I cleanse myself with sage. The cheapest place to find socially responsible sage in Tucson is at Dry River Witches’ Collective off of 4th Avenue. They sell bundles big and small, and all reasonably priced. The owners’ family harvests the sage for the largest bundles from their ranch near Sonoita. My friends and I once did a ritual in my backyard using this large bundle and nearly lit fire to a shrub, further solidifying my nomination in the“Weirdest Neighbor” category. I suggest cleansing yourself with sage a few times every week, particularly any time you feel bogged down, or off. Sage when you feel bad. Sage when you feel good. Sage when you need to sit in a feeling to process it fully. Sage when you’re ready to move on from that process.

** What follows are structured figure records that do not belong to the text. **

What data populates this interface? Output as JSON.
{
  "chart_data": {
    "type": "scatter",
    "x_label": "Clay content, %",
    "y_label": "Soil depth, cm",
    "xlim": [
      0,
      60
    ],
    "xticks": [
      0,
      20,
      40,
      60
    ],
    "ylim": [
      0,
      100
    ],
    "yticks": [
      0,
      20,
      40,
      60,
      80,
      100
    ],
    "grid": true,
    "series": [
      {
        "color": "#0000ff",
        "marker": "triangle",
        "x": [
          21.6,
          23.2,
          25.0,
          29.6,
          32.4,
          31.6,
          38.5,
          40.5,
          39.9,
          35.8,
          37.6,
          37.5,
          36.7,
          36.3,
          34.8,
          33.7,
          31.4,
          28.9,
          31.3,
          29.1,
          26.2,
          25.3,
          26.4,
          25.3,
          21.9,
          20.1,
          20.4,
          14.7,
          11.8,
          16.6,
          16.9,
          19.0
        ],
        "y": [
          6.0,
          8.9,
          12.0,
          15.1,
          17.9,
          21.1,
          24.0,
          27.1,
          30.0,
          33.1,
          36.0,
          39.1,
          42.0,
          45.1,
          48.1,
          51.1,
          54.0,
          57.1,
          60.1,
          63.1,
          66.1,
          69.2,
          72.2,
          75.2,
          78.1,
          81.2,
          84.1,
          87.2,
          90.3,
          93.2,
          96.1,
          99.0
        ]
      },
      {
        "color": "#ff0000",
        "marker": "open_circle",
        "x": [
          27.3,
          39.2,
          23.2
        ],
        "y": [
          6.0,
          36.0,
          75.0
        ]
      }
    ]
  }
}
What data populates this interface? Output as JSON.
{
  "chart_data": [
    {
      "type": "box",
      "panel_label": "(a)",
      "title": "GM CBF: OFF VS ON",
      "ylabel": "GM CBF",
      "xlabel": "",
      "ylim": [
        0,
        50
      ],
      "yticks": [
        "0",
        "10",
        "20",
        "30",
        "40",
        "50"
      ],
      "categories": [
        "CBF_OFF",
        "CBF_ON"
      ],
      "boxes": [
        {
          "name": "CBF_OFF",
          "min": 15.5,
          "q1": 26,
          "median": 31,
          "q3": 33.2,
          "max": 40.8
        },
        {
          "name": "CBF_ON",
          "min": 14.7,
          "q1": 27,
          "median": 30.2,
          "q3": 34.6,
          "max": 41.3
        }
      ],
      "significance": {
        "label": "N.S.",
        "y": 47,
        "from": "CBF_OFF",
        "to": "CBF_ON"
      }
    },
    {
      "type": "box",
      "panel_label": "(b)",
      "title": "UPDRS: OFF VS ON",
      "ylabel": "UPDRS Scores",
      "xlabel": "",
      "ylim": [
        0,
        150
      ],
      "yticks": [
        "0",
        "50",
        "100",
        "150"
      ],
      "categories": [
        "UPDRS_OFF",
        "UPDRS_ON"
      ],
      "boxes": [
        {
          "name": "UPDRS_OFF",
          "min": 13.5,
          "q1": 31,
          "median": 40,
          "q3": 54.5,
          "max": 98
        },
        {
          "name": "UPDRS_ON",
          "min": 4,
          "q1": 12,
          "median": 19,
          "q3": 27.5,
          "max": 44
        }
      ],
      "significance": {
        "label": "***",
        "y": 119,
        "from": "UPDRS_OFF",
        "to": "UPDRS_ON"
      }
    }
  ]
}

Another professional psychic lives in my neighborhood, up the street from the cul-de-sac. She’ll be seventy in June. “People ask me the secret to my success. Honestly, it’s just water and laughter.” She sipped water from a teal tumbler and giggled. “Humans make things so hard.”
I hope someone asks me the secret of my success someday. You already know my answer.